Diese Szene ist sinnbildlich für Hirayamas merkwürdige Beziehung zu anderen Menschen. Er ist zurückhaltend, aber zugänglich, funktional und doch angenehm. Er wäscht sich in den öffentlichen Bädern und spricht nie mit anderen Gästen, er isst auswärts und verlangt vom Kellner nie mehr als die Rechnung, und er liebäugelt eindeutig mit der Besitzerin einer Bar, traut sich aber nie, mit ihr auszugehen. Am Ende badet, isst und trinkt er allein. Vielleicht ist Hirayama glücklich mit seinem Leben tugendhaften Alleinseins. Aber es gibt wenig, was es von Einsamkeit unterscheidet.
Im letzten Drittel des Films sieht Hirayama, wie sein Schwarm, die Barbesitzerin, einen anderen Mann umarmt. Erschüttert und beschämt flieht er, um am Fluss zu rauchen und zu trinken. Dort erscheint eben jener Mann und bei einem gemeinsamen Bier stellt sich heraus, dass er der Ex-Eheman der Barbesitzerin ist. An Krebs erkrankt, kam er vorbei, um sich von ihr zu verabschieden. Hirayama tröstet und unterhält den Mann mit einem Spiel aus seiner Kindheit, das sie in der Dämmerung am Flussufer spielen. Die Szene birgt einen seltenen Moment gemeinsamer Verletzlichkeit in einem Leben, das ansonsten wenig Raum für kollektive Formen von Erkenntnis, Schmerz und Freude zu bieten scheint.
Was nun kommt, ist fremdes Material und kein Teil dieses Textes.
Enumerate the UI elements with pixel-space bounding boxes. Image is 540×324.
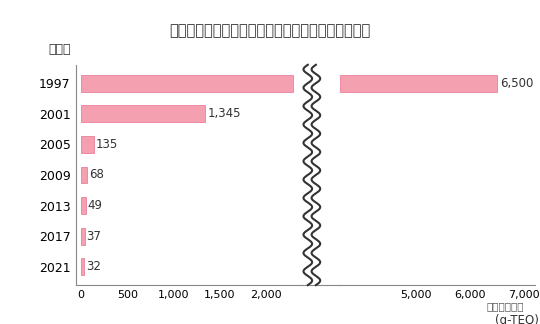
Bar <box>81 136 93 153</box>
Text: 37: 37 <box>86 230 102 243</box>
Bar <box>81 105 205 122</box>
Text: 49: 49 <box>87 199 103 212</box>
Text: 135: 135 <box>96 138 118 151</box>
Bar <box>81 228 85 245</box>
Text: 32: 32 <box>86 260 101 273</box>
Bar <box>81 197 86 214</box>
Text: （年）: （年） <box>49 43 71 56</box>
Bar <box>340 75 497 92</box>
Text: 出典：環境省: 出典：環境省 <box>487 301 524 311</box>
Text: (g-TEQ): (g-TEQ) <box>495 314 538 324</box>
Bar <box>81 258 84 275</box>
Text: 6,500: 6,500 <box>500 77 534 90</box>
Bar <box>81 167 87 183</box>
Bar <box>81 75 293 92</box>
Text: 廃棄物処理施設からのダイオキシン類排出量の推移: 廃棄物処理施設からのダイオキシン類排出量の推移 <box>170 23 370 38</box>
Text: 68: 68 <box>89 168 104 181</box>
Text: 1,345: 1,345 <box>208 107 241 120</box>
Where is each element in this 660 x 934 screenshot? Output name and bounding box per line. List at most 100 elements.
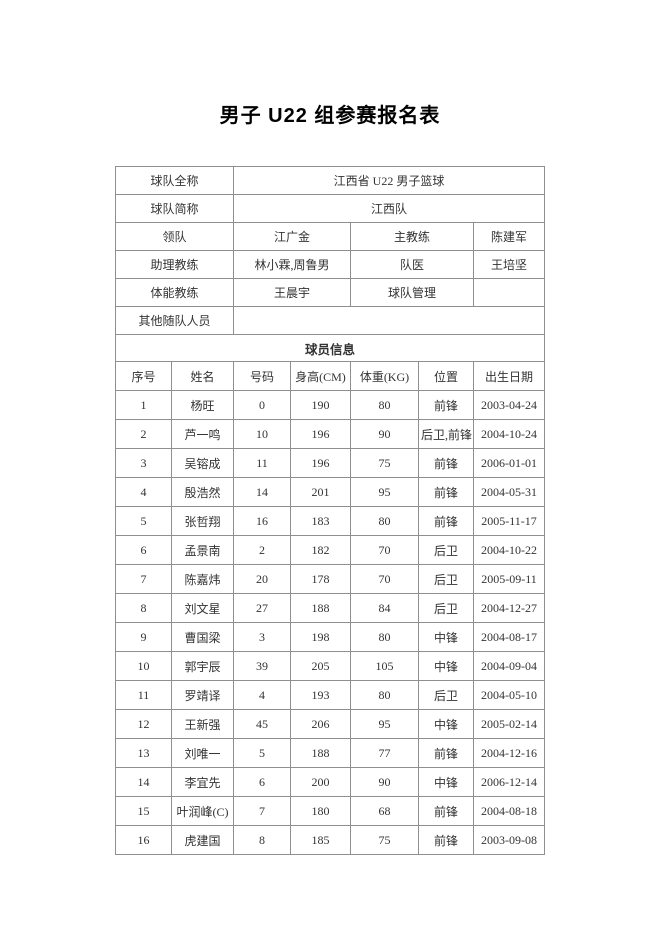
player-index-cell: 12 xyxy=(114,709,172,739)
player-row: 7 陈嘉炜 20 178 70 后卫 2005-09-11 xyxy=(114,564,546,594)
player-name-cell: 刘文星 xyxy=(170,593,234,623)
player-height-cell: 201 xyxy=(289,477,351,507)
team-shortname-label: 球队简称 xyxy=(114,194,234,223)
player-name-cell: 叶润峰(C) xyxy=(170,796,234,826)
player-position-cell: 前锋 xyxy=(417,477,474,507)
player-row: 3 吴镕成 11 196 75 前锋 2006-01-01 xyxy=(114,448,546,478)
player-weight-cell: 70 xyxy=(349,535,419,565)
player-position-cell: 中锋 xyxy=(417,709,474,739)
team-fullname-value: 江西省 U22 男子篮球 xyxy=(232,166,546,195)
assistant-coach-value: 林小霖,周鲁男 xyxy=(232,250,351,279)
player-index-cell: 3 xyxy=(114,448,172,478)
players-table-body: 1 杨旺 0 190 80 前锋 2003-04-24 2 芦一鸣 10 196… xyxy=(114,390,546,855)
player-number-cell: 6 xyxy=(232,767,291,797)
player-row: 15 叶润峰(C) 7 180 68 前锋 2004-08-18 xyxy=(114,796,546,826)
player-number-cell: 16 xyxy=(232,506,291,536)
player-row: 14 李宜先 6 200 90 中锋 2006-12-14 xyxy=(114,767,546,797)
team-shortname-value: 江西队 xyxy=(232,194,546,223)
player-height-cell: 193 xyxy=(289,680,351,710)
player-height-cell: 206 xyxy=(289,709,351,739)
fitness-coach-value: 王晨宇 xyxy=(232,278,351,307)
col-header-height: 身高(CM) xyxy=(289,361,351,391)
player-name-cell: 刘唯一 xyxy=(170,738,234,768)
fitness-coach-label: 体能教练 xyxy=(114,278,234,307)
player-index-cell: 2 xyxy=(114,419,172,449)
player-birthdate-cell: 2004-05-10 xyxy=(472,680,546,710)
assistant-doctor-row: 助理教练 林小霖,周鲁男 队医 王培坚 xyxy=(114,250,546,279)
leader-label: 领队 xyxy=(114,222,234,251)
player-position-cell: 中锋 xyxy=(417,651,474,681)
player-number-cell: 20 xyxy=(232,564,291,594)
page-title: 男子 U22 组参赛报名表 xyxy=(219,105,441,127)
player-height-cell: 198 xyxy=(289,622,351,652)
head-coach-label: 主教练 xyxy=(349,222,474,251)
player-position-cell: 后卫 xyxy=(417,593,474,623)
player-weight-cell: 80 xyxy=(349,680,419,710)
team-manager-value xyxy=(472,278,546,307)
other-staff-row: 其他随队人员 xyxy=(114,306,546,335)
player-weight-cell: 105 xyxy=(349,651,419,681)
player-index-cell: 6 xyxy=(114,535,172,565)
player-weight-cell: 95 xyxy=(349,709,419,739)
player-height-cell: 190 xyxy=(289,390,351,420)
player-name-cell: 殷浩然 xyxy=(170,477,234,507)
players-column-header-row: 序号 姓名 号码 身高(CM) 体重(KG) 位置 出生日期 xyxy=(114,361,546,391)
player-height-cell: 182 xyxy=(289,535,351,565)
player-row: 11 罗靖译 4 193 80 后卫 2004-05-10 xyxy=(114,680,546,710)
player-position-cell: 后卫 xyxy=(417,535,474,565)
player-position-cell: 后卫,前锋 xyxy=(417,419,474,449)
player-height-cell: 185 xyxy=(289,825,351,855)
player-number-cell: 4 xyxy=(232,680,291,710)
player-weight-cell: 80 xyxy=(349,390,419,420)
other-staff-value xyxy=(232,306,546,335)
col-header-position: 位置 xyxy=(417,361,474,391)
team-doctor-label: 队医 xyxy=(349,250,474,279)
player-position-cell: 前锋 xyxy=(417,506,474,536)
player-index-cell: 14 xyxy=(114,767,172,797)
player-index-cell: 8 xyxy=(114,593,172,623)
player-birthdate-cell: 2005-09-11 xyxy=(472,564,546,594)
player-row: 5 张哲翔 16 183 80 前锋 2005-11-17 xyxy=(114,506,546,536)
player-weight-cell: 80 xyxy=(349,506,419,536)
players-section-title: 球员信息 xyxy=(114,334,546,362)
player-number-cell: 8 xyxy=(232,825,291,855)
player-height-cell: 188 xyxy=(289,738,351,768)
player-birthdate-cell: 2003-09-08 xyxy=(472,825,546,855)
leader-value: 江广金 xyxy=(232,222,351,251)
col-header-number: 号码 xyxy=(232,361,291,391)
player-row: 13 刘唯一 5 188 77 前锋 2004-12-16 xyxy=(114,738,546,768)
player-index-cell: 4 xyxy=(114,477,172,507)
player-birthdate-cell: 2003-04-24 xyxy=(472,390,546,420)
player-name-cell: 张哲翔 xyxy=(170,506,234,536)
player-birthdate-cell: 2004-10-24 xyxy=(472,419,546,449)
team-fullname-label: 球队全称 xyxy=(114,166,234,195)
player-number-cell: 27 xyxy=(232,593,291,623)
player-birthdate-cell: 2006-12-14 xyxy=(472,767,546,797)
player-row: 6 孟景南 2 182 70 后卫 2004-10-22 xyxy=(114,535,546,565)
player-index-cell: 5 xyxy=(114,506,172,536)
player-name-cell: 虎建国 xyxy=(170,825,234,855)
leader-coach-row: 领队 江广金 主教练 陈建军 xyxy=(114,222,546,251)
players-section-header-row: 球员信息 xyxy=(114,334,546,362)
player-row: 2 芦一鸣 10 196 90 后卫,前锋 2004-10-24 xyxy=(114,419,546,449)
fitness-manager-row: 体能教练 王晨宇 球队管理 xyxy=(114,278,546,307)
player-position-cell: 前锋 xyxy=(417,796,474,826)
player-position-cell: 后卫 xyxy=(417,680,474,710)
player-position-cell: 中锋 xyxy=(417,767,474,797)
player-name-cell: 曹国梁 xyxy=(170,622,234,652)
player-index-cell: 13 xyxy=(114,738,172,768)
player-name-cell: 吴镕成 xyxy=(170,448,234,478)
col-header-birthdate: 出生日期 xyxy=(472,361,546,391)
player-row: 4 殷浩然 14 201 95 前锋 2004-05-31 xyxy=(114,477,546,507)
player-weight-cell: 95 xyxy=(349,477,419,507)
player-birthdate-cell: 2004-05-31 xyxy=(472,477,546,507)
player-height-cell: 205 xyxy=(289,651,351,681)
team-manager-label: 球队管理 xyxy=(349,278,474,307)
player-row: 9 曹国梁 3 198 80 中锋 2004-08-17 xyxy=(114,622,546,652)
player-name-cell: 罗靖译 xyxy=(170,680,234,710)
player-row: 1 杨旺 0 190 80 前锋 2003-04-24 xyxy=(114,390,546,420)
player-name-cell: 王新强 xyxy=(170,709,234,739)
player-birthdate-cell: 2005-02-14 xyxy=(472,709,546,739)
player-index-cell: 15 xyxy=(114,796,172,826)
Hier schlägt Perfect Days einen Bogen zur Vereinsamungskrise neoliberalisierter Gesellschaften. Japan ist dafür vielleicht das extremste Beispiel: Fast 1,5 Millionen Japanerinnen und Japaner – sogenannte Hikikomori – leben in völliger sozialer Zurückgezogenheit. Ihre Wohnungen verlassen sie nur für lebenswichtige Aufgaben wie den Lebensmitteleinkauf. Zunächst scheint der Film nicht-kommodifizierte Achtsamkeit und tugendhaftes Alleinsein als Lösung für diese Krise anzubieten. Letztendlich zeigt er uns jedoch deren Grenzen auf.
Erst mit der Schlussszene wird Perfect Days von einem guten Film zu einem Meisterwerk. In der letzten Einstellung kehrt Hirayama zu seiner Routine zurück und fährt im Morgengrauen unter einer honigfarbenen Morgensonne durch Tokio. Zur Melodie von Nina Simones »Feeling Good« bricht er plötzlich in Grinsen und Stirnrunzeln, Lächeln und Tränen aus. Und wir, das Publikum, fragen uns, ob er nun wirklich glücklich alleine ist, ob er sich wirklich »gut fühlt«. Nur wenige Kritikerinnen und Kritiker haben sich mit der Zweideutigkeit dieser Szene auseinandergesetzt.
Letzten Endes ist der Film weder eine Geschichte sublimer Achtsamkeit noch eine eskapistische Fantasie. Jede scheinbar widersprüchliche Lesart des Films begeht denselben Fehler: Sie sieht nur Hiraymas Streben nach einer endlosen Gegenwart. Dabei wird ignoriert, was er mit seinem Versuch, endlose perfekte Tage zu leben, verloren hat und weiter verlieren wird.
Daniel Kopp ist Kommunikationsdirektor bei UNI Europa, dem europäischen Gewerkschaftsverband für den Dienstleistungssektor.
Nick Johnston ist Doktorand in Philosophie.